Neverthless, there are dangers in coming to this awareness if one draws the wrong conclusions from it. It is not uncommon to encounter spiritual confessions in a number of the world's religious traditions where the individual in question expresses a profound self-hatred and sense of worthlessness in the face of Divine perfection. Occasionally, this can lead to extreme ascetic practices designed to crush one's ego or to even punish oneself physically. While such practices can serve as a corrective to address particular anomalies in one's self perception, more often than not, they can also greatly harm an individual and effect damaging distortions in one's spiritual life. The Buddha always exhorted individuals to avoid such extremes and to adopt a more measured and balanced approach in these matters.

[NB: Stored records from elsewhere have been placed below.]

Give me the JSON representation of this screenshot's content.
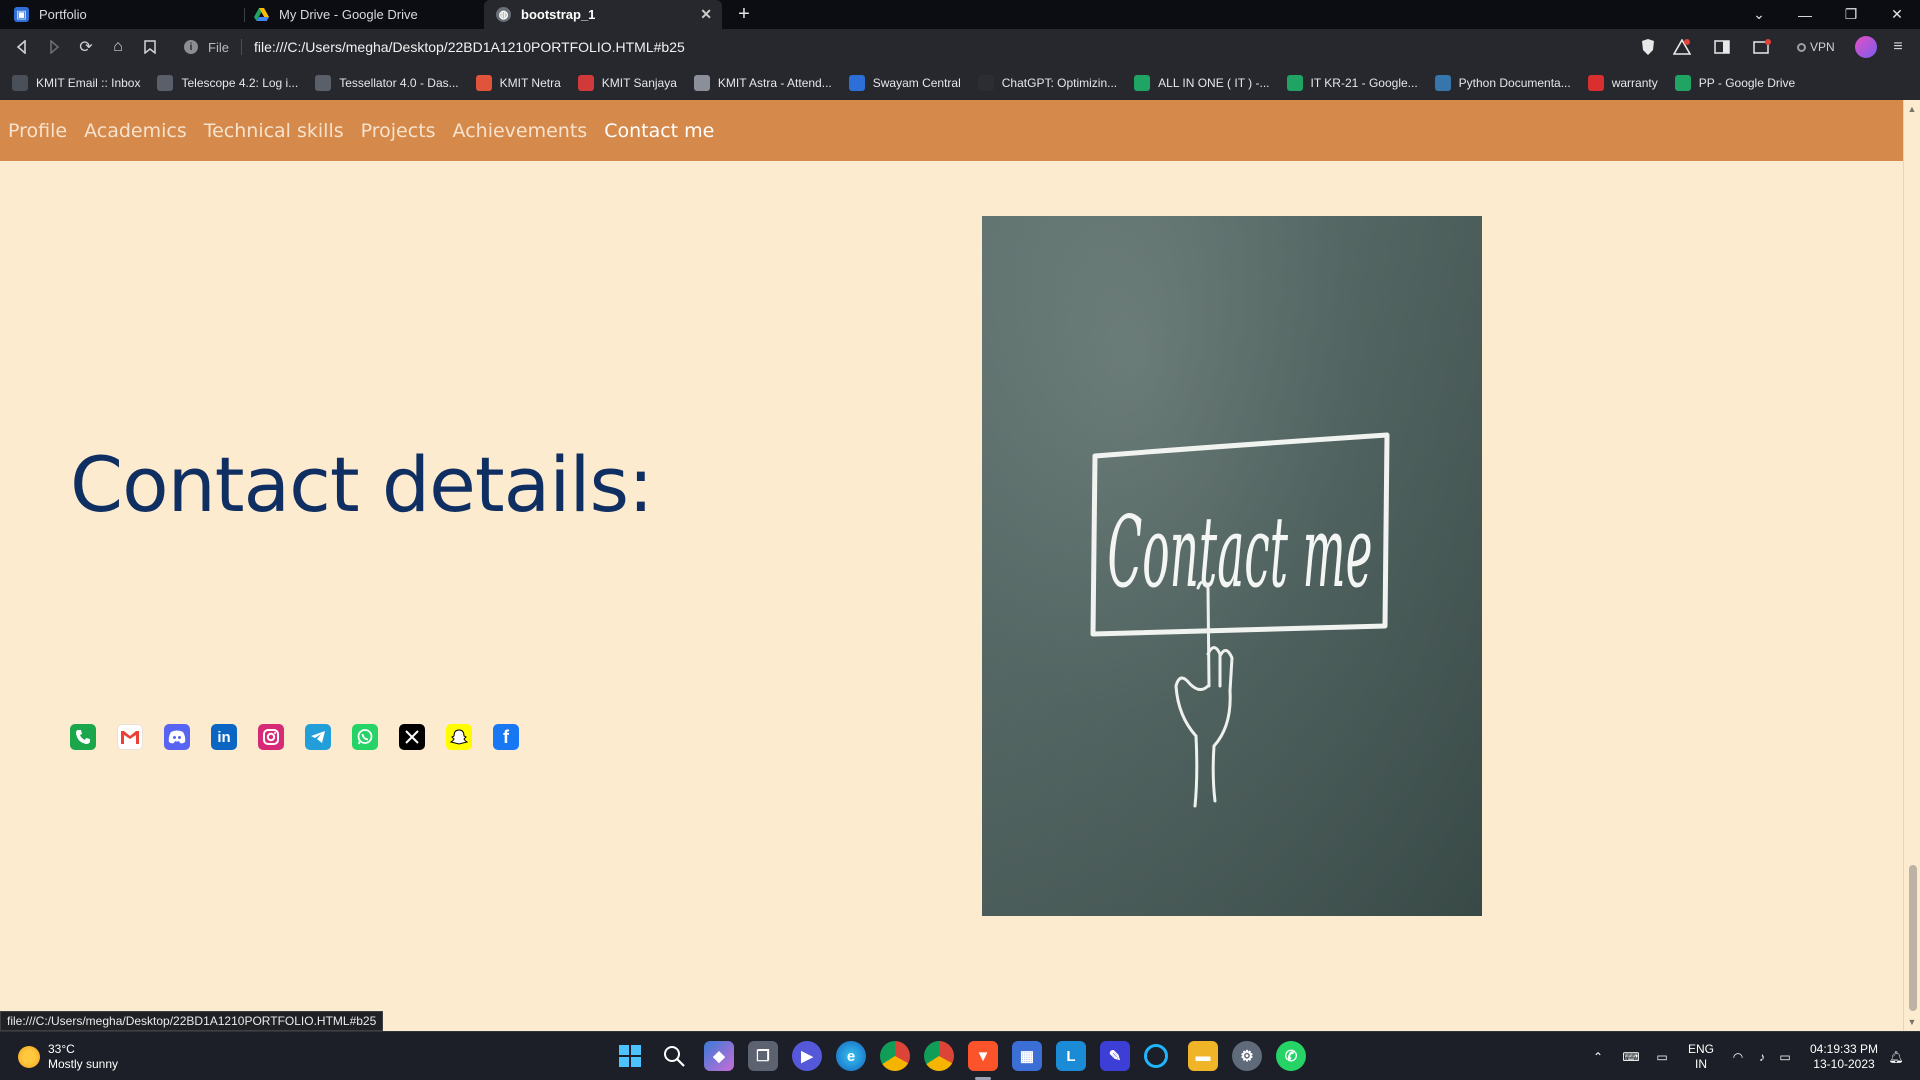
{
  "browser": {
    "tabs": [
      {
        "title": "Portfolio",
        "active": false
      },
      {
        "title": "My Drive - Google Drive",
        "active": false
      },
      {
        "title": "bootstrap_1",
        "active": true
      }
    ],
    "address": {
      "scheme_label": "File",
      "url": "file:///C:/Users/megha/Desktop/22BD1A1210PORTFOLIO.HTML#b25"
    },
    "vpn_label": "VPN",
    "bookmarks": [
      {
        "label": "KMIT Email :: Inbox",
        "color": "#4a4f5a"
      },
      {
        "label": "Telescope 4.2: Log i...",
        "color": "#5a5f6a"
      },
      {
        "label": "Tessellator 4.0 - Das...",
        "color": "#5a5f6a"
      },
      {
        "label": "KMIT Netra",
        "color": "#e0553a"
      },
      {
        "label": "KMIT Sanjaya",
        "color": "#d23a3a"
      },
      {
        "label": "KMIT Astra - Attend...",
        "color": "#8a8f99"
      },
      {
        "label": "Swayam Central",
        "color": "#2c6fd6"
      },
      {
        "label": "ChatGPT: Optimizin...",
        "color": "#2b2d33"
      },
      {
        "label": "ALL IN ONE ( IT ) -...",
        "color": "#1fa463"
      },
      {
        "label": "IT KR-21 - Google...",
        "color": "#1fa463"
      },
      {
        "label": "Python Documenta...",
        "color": "#3776ab"
      },
      {
        "label": "warranty",
        "color": "#d92f2f"
      },
      {
        "label": "PP - Google Drive",
        "color": "#1fa463"
      }
    ]
  },
  "site": {
    "nav": [
      "Profile",
      "Academics",
      "Technical skills",
      "Projects",
      "Achievements",
      "Contact me"
    ],
    "active_nav": "Contact me",
    "heading": "Contact details:",
    "social_icons": [
      {
        "name": "phone-icon",
        "color": "#1aa64a"
      },
      {
        "name": "gmail-icon",
        "color": "#ffffff"
      },
      {
        "name": "discord-icon",
        "color": "#5865f2"
      },
      {
        "name": "linkedin-icon",
        "color": "#0a66c2"
      },
      {
        "name": "instagram-icon",
        "color": "#d62976"
      },
      {
        "name": "telegram-icon",
        "color": "#229ed9"
      },
      {
        "name": "whatsapp-icon",
        "color": "#25d366"
      },
      {
        "name": "x-icon",
        "color": "#000000"
      },
      {
        "name": "snapchat-icon",
        "color": "#fffc00"
      },
      {
        "name": "facebook-icon",
        "color": "#1877f2"
      }
    ],
    "photo_text": "Contact me"
  },
  "status_url": "file:///C:/Users/megha/Desktop/22BD1A1210PORTFOLIO.HTML#b25",
  "taskbar": {
    "weather_temp": "33°C",
    "weather_desc": "Mostly sunny",
    "lang_line1": "ENG",
    "lang_line2": "IN",
    "time": "04:19:33 PM",
    "date": "13-10-2023"
  },
  "colors": {
    "page_bg": "#fdebcf",
    "nav_bg": "#d5894a",
    "heading": "#0f2f62"
  }
}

Shinran's verse is important because it provides us with a crucial key in ensuring that we able to achieve such a balance. The recognition that our karmic burden is 'deep and heavy' and that we often feel 'bewildered and wayward' is a natural and honest response to the difficulties we all face in following the Buddha's call to a life of transcendence amidst the pain and turmoil of this world. Anyone who claimed that such a vocation can be pursued without considerable and confronting challenges is deluding themselves. However, the crucial insight that Shinran brings to this situation is that the Buddha does not judge us because of our limitations and spiritual poverty. The Buddha does not 'weigh up' our good and bad qualities and come to some overall assessment as to our worthiness of being 'saved'. The Buddha, in his boundless and inconceivable compassion, fully comprehends the human condition with all its tragic consequences. Such compassion would be meaningless if it did not embrace everyone despite these crippling flaws and obstacles in our natures. Such compassion is the preserve of the Buddha alone, not ordinary people who can only manifest it imperfectly. As Shinran observes in his Tannisho, there is no 'good' that we can do to earn our liberation and there is no flaw so bad that can impede the Buddha's desire to save us from our woeful state in this world.

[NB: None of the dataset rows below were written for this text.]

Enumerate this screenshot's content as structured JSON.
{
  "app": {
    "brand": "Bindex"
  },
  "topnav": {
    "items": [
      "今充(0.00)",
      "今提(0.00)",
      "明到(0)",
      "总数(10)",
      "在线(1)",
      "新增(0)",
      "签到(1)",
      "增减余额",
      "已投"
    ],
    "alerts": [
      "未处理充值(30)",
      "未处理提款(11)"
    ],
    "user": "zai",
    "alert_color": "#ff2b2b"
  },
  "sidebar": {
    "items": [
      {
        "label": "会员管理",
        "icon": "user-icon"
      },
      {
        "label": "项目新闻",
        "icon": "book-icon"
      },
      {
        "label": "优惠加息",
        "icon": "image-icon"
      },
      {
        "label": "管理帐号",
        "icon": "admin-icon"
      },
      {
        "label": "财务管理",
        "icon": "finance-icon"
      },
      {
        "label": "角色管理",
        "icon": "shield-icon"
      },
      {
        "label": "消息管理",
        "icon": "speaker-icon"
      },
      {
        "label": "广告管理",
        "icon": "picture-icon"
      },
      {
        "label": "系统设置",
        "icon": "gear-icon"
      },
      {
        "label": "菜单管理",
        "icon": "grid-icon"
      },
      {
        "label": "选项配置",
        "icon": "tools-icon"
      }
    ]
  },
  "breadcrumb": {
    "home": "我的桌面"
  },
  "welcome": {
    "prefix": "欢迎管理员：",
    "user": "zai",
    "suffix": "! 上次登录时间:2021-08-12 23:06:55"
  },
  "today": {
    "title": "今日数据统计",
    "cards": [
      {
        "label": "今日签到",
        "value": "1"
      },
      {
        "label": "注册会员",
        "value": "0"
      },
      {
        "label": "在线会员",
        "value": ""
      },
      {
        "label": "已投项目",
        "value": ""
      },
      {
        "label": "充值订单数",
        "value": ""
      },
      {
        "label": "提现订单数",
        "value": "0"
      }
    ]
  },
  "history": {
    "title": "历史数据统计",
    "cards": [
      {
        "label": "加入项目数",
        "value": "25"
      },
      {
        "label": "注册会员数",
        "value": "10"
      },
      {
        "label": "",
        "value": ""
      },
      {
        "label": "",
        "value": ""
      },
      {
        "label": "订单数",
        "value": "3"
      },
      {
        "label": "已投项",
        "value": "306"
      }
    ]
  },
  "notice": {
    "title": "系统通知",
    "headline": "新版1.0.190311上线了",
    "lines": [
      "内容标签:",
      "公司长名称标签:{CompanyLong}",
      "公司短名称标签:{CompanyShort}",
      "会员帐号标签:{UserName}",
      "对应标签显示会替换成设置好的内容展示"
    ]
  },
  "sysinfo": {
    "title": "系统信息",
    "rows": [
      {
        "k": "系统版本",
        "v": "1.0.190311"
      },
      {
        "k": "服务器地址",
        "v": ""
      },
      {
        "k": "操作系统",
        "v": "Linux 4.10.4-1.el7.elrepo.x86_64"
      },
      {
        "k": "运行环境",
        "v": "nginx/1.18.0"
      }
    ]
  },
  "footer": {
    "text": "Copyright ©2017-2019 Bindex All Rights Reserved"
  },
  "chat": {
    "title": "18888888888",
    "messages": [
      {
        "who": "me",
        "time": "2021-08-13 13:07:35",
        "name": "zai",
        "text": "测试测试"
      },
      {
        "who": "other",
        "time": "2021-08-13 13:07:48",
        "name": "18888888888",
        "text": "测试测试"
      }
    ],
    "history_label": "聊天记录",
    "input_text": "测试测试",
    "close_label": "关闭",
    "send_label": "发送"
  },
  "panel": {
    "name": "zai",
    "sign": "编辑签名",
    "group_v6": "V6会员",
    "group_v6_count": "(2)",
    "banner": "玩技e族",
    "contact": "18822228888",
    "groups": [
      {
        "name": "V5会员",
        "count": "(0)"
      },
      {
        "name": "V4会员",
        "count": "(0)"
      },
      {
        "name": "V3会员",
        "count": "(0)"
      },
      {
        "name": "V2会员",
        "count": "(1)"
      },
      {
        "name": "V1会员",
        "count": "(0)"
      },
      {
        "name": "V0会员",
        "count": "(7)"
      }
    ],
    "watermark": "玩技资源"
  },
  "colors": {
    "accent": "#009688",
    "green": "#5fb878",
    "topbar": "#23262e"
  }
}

As the verse says, the Buddha never abandons us even if we feel that we are utterly undeserving of his compassion. The recognition that we are saved despite ourselves, is the very thing that allows our karmic weight to no longer be as 'burdensome' for the Buddha takes it on his shoulders, so to speak, and assures us that it is no longer an impediment to our being embraced by his wisdom and compassion. To be sure, we still feel the bitter pain and disappointment of our own manifold shortcomings but we no longer have the added burden of feeling that we are thereby excluded from the Buddha's grace.

Such a realization should prompt an attitude of joy and gratitude and not a wanton abandonement to our every whim and desire. It is easy, but rather facile, to think that because the Buddha accepts us as we are, that we are somehow at liberty to continue wallowing in our own delusions and destructive passions. While the Buddha rejects no one who genuinely seeks refuge in him, despite all our 'evil karma', it does not follow from this that we should, in what could only be described as a calculating manner, proceed to feed this karma with more harmful actions and thoughts. It is a subtle point and one that is readily misunderstood, but there is a profound difference between being subject to blind passions by virtue of simply being human and actively seeking to perpetuate this state of affairs through a contrived attitude which says, as Shinran noted, that I should continue to take poison simply because I have access to an antidote.

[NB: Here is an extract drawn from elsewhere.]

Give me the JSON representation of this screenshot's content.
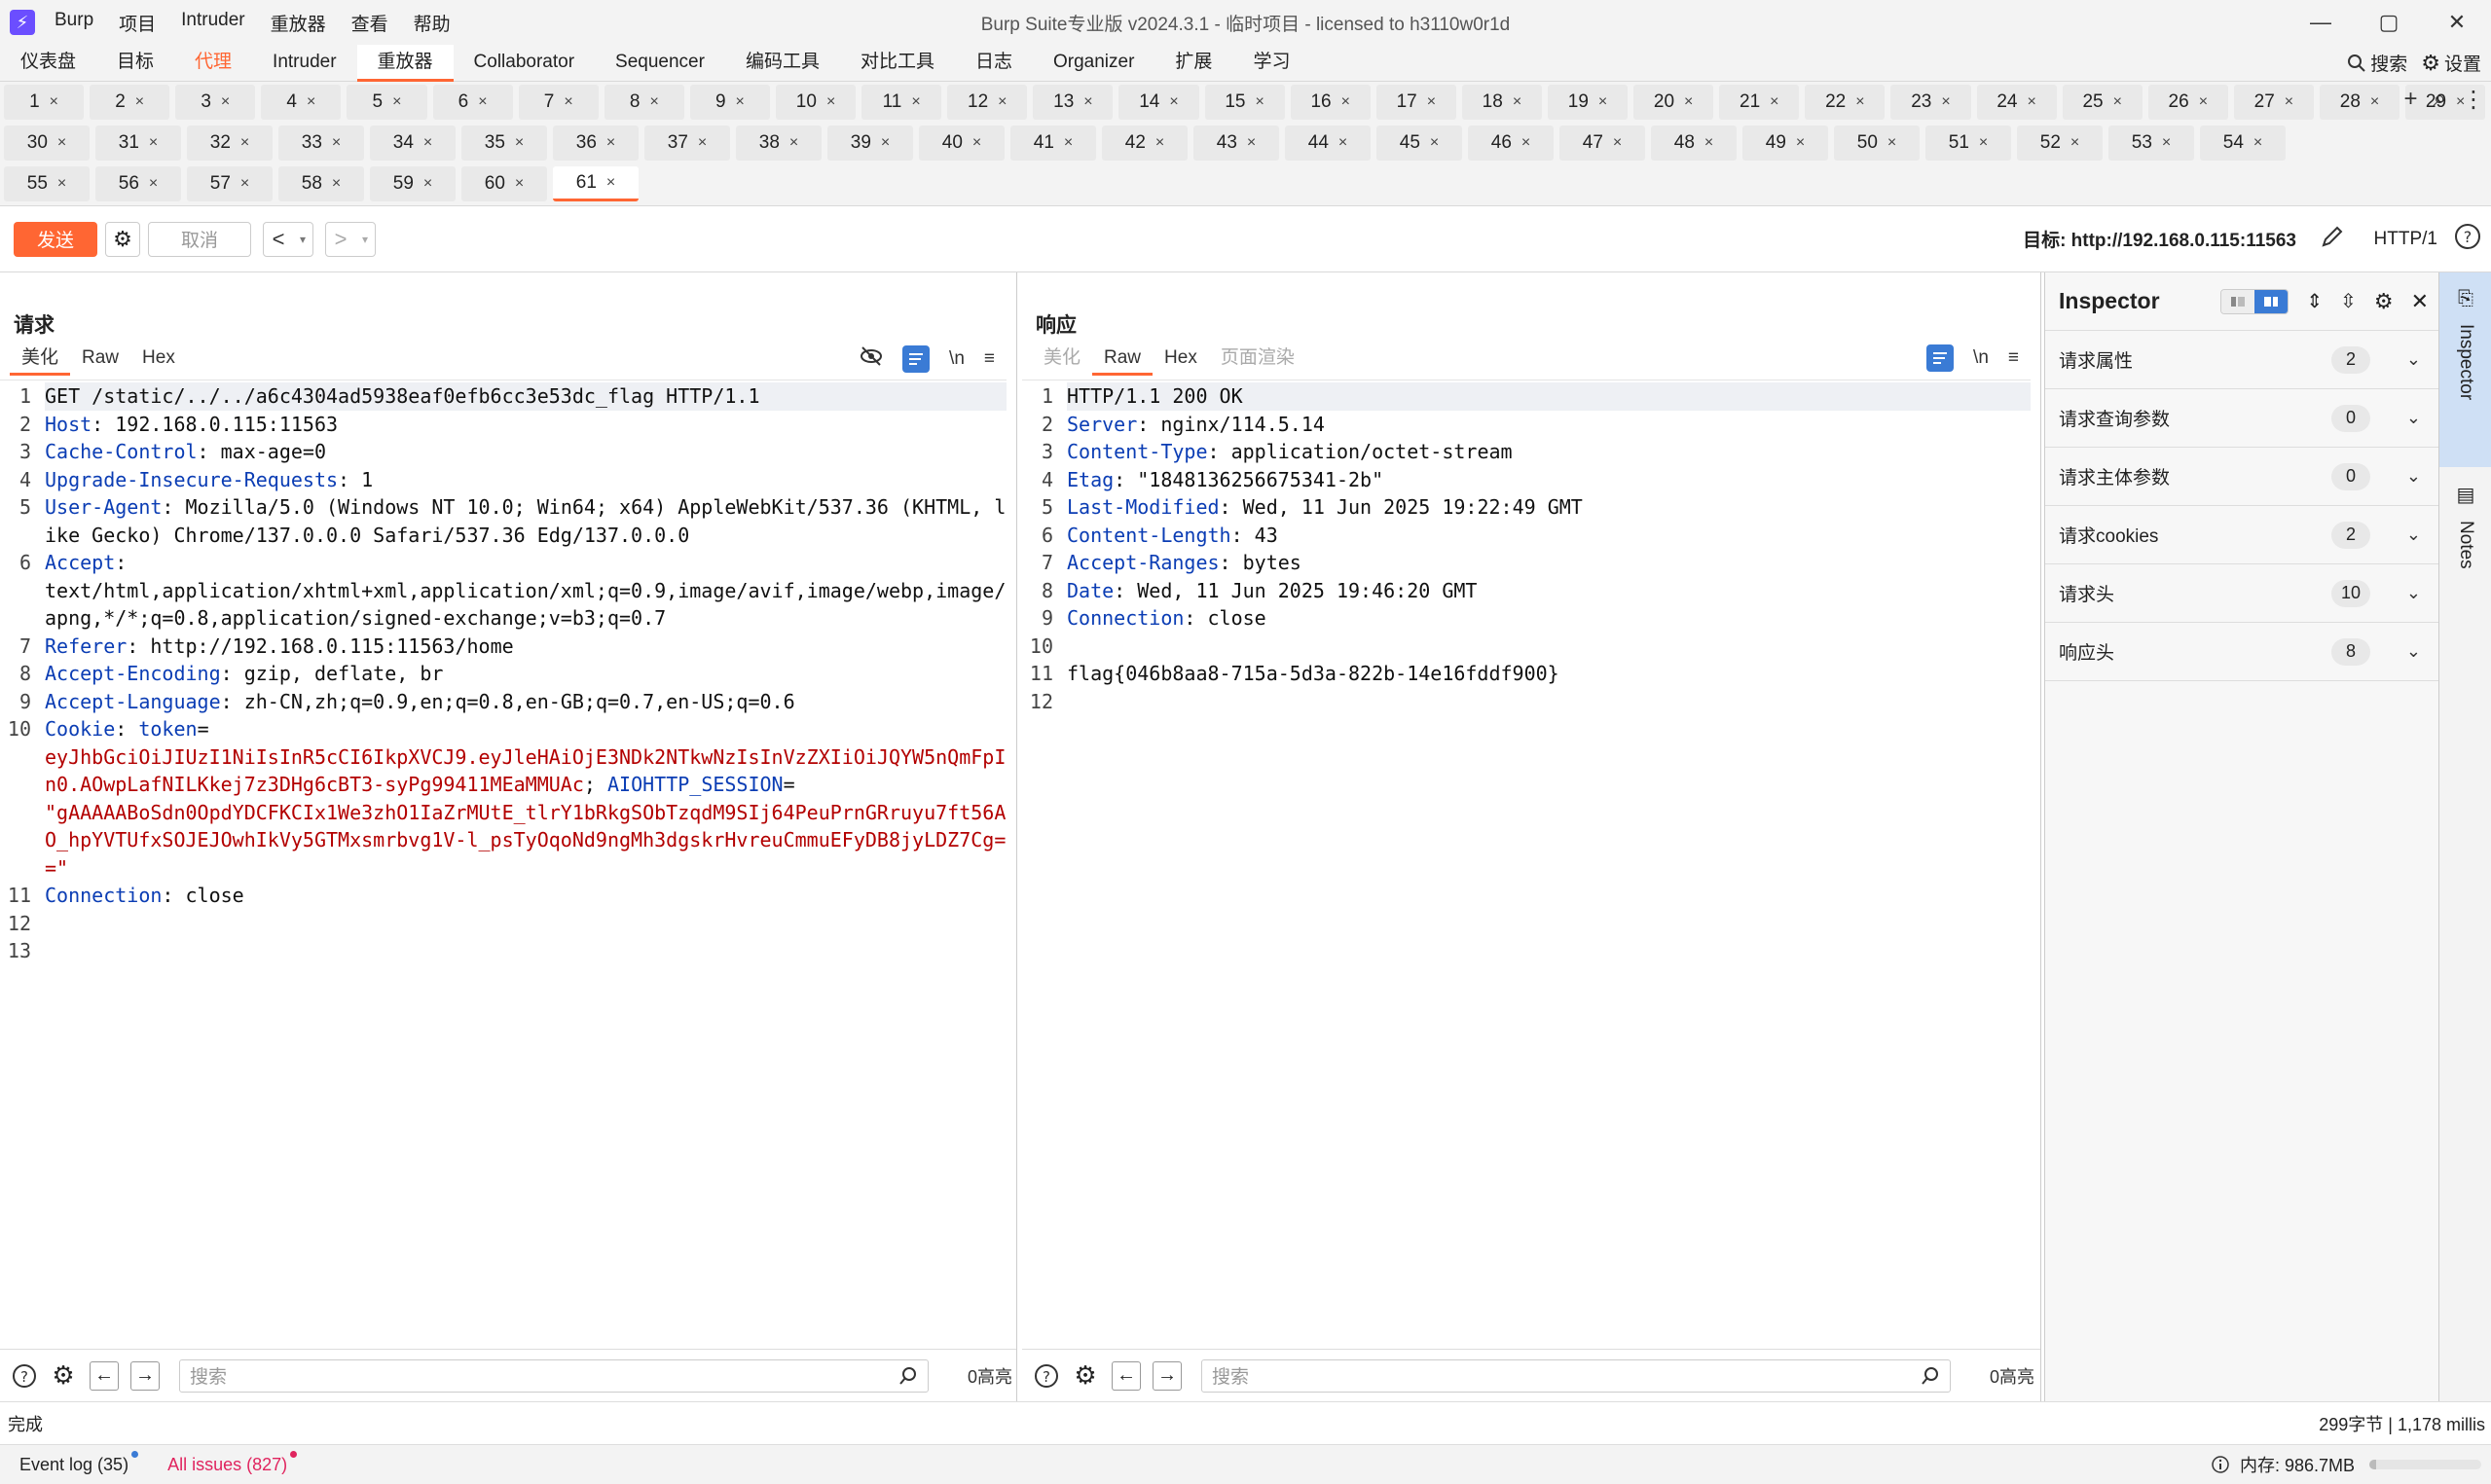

Ultimately, the Buddha's message is one of joy in the liberating knowledge that our salvation from the fetters of human existence is not, in any way, subject to what we do, can do or should do. Of course, we seek to live our lives as humanely as we can with due regard to the well-being of others. Unfortunately, however, this is not always possible. Despite our very best intentions, we do often hurt other people and cause untold damage in all sorts of subtle ways - to ourselves, the environment, and to animals.

We should live our lives with our eyes wide open to all that we are and to all that we do. We should be honest about our capacities and not delude ourselves that we are better than we really are or superior to others. In the face of the Buddha's purity and perfection, we are as nothing. In relation to his steadfast promise of complete emancipation, we should take stock of our true worth and gratefully accept this gift with profound gratitude.